Last year consumer watchdog Which? found that only three constituencies in the whole of Scotland had complete coverage from all four mobile operators – Aberdeen North, Glasgow North West and Glasgow South West.
West Aberdeenshire and Kincardine Tory MP Andrew Bowie said: “Anyone familiar with the north-east will know there are parts where mobile coverage is patchy at best.
“In my constituency, there are lots of not-spots where data isn’t available at all. Technology should be a part of the long-term solution to tracing Covid-19.
“For that to work, though, there needs to be the digital infrastructure in place.”
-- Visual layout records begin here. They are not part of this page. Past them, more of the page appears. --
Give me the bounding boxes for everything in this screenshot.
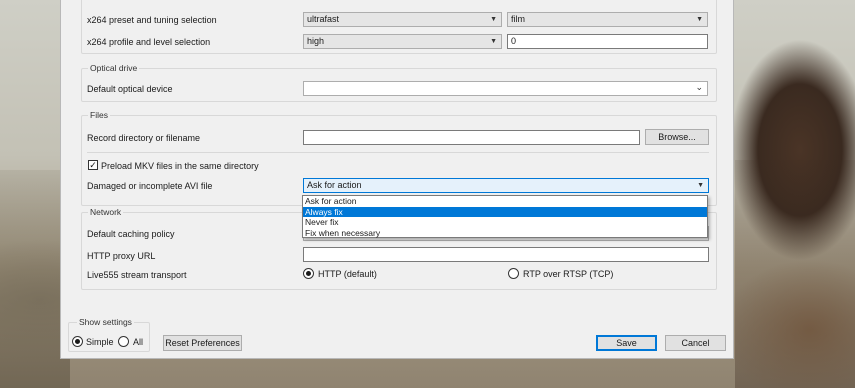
avi-value: Ask for action <box>307 180 362 190</box>
reset-preferences-button[interactable]: Reset Preferences <box>163 335 242 351</box>
save-button[interactable]: Save <box>596 335 657 351</box>
browse-button[interactable]: Browse... <box>645 129 709 145</box>
rtp-radio[interactable] <box>508 268 519 279</box>
http-radio-label: HTTP (default) <box>318 269 377 279</box>
preset-select[interactable]: ultrafast ▼ <box>303 12 502 27</box>
tuning-value: film <box>511 14 525 24</box>
chevron-down-icon: ⌄ <box>695 82 703 92</box>
rtp-radio-label: RTP over RTSP (TCP) <box>523 269 614 279</box>
proxy-label: HTTP proxy URL <box>87 251 156 261</box>
show-settings-title: Show settings <box>77 317 134 327</box>
preset-label: x264 preset and tuning selection <box>87 15 217 25</box>
proxy-input[interactable] <box>303 247 709 262</box>
profile-select[interactable]: high ▼ <box>303 34 502 49</box>
preload-label: Preload MKV files in the same directory <box>101 161 259 171</box>
avi-option-always[interactable]: Always fix <box>303 206 707 217</box>
avi-select[interactable]: Ask for action ▼ <box>303 178 709 193</box>
show-settings-group: Show settings Simple All <box>68 317 150 352</box>
record-input[interactable] <box>303 130 640 145</box>
preset-value: ultrafast <box>307 14 340 24</box>
network-title: Network <box>88 207 124 217</box>
check-icon: ✓ <box>89 160 97 170</box>
chevron-down-icon: ▼ <box>490 38 497 45</box>
files-divider <box>87 152 709 153</box>
cancel-button[interactable]: Cancel <box>665 335 726 351</box>
chevron-down-icon: ▼ <box>490 16 497 23</box>
chevron-down-icon: ▼ <box>696 16 703 23</box>
optical-device-label: Default optical device <box>87 84 173 94</box>
avi-dropdown-list: Ask for action Always fix Never fix Fix … <box>302 195 708 238</box>
optical-device-select[interactable]: ⌄ <box>303 81 708 96</box>
avi-option-ask[interactable]: Ask for action <box>303 196 707 207</box>
http-radio[interactable] <box>303 268 314 279</box>
simple-label: Simple <box>86 337 114 347</box>
record-label: Record directory or filename <box>87 133 201 143</box>
level-input[interactable]: 0 <box>507 34 708 49</box>
chevron-down-icon: ▼ <box>697 182 704 189</box>
preferences-window: x264 preset and tuning selection ultrafa… <box>60 0 734 359</box>
files-title: Files <box>88 110 110 120</box>
profile-label: x264 profile and level selection <box>87 37 211 47</box>
avi-label: Damaged or incomplete AVI file <box>87 181 213 191</box>
profile-value: high <box>307 36 325 46</box>
avi-option-when-necessary[interactable]: Fix when necessary <box>303 228 707 239</box>
live555-label: Live555 stream transport <box>87 270 187 280</box>
simple-radio[interactable] <box>72 336 83 347</box>
optical-drive-title: Optical drive <box>88 63 140 73</box>
tuning-select[interactable]: film ▼ <box>507 12 708 27</box>
background-figure <box>735 160 855 388</box>
avi-option-never[interactable]: Never fix <box>303 217 707 228</box>
caching-label: Default caching policy <box>87 229 175 239</box>
all-label: All <box>133 337 144 347</box>
all-radio[interactable] <box>118 336 129 347</box>
preload-checkbox[interactable]: ✓ <box>88 160 98 170</box>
Far North Liberal Democrat MP Jamie Stone added: “There are still parts of my constituency where connectivity is seriously sub-standard. The fact that a Covid contact tracing app might not properly work in these areas is shocking.
“Everyone in the UK has an equal right to health protection.”
Orkney and Shetland Lib Dem MP Alistair Carmichael agreed, saying: “Tracking apps are only as good as the data they can get.
“If we are to rely on connection-based tools to fight future pandemics then every part of the country needs quality connectivity as a matter of necessity.”
Angus SNP MP Dave Doogan said: “While an app could prove useful to tackle Covid-19, it could only be one part of the approach, and it is vital that we continue to build on having people working in contact tracing, as the Scottish Government has indicated it will.
“Telecommunications is reserved to Westminster; however, the SNP has taken the steps it can to improve coverage and achieve the SNP Government’s ambition to make sure people in Scotland have access to high-speed, reliable coverage.”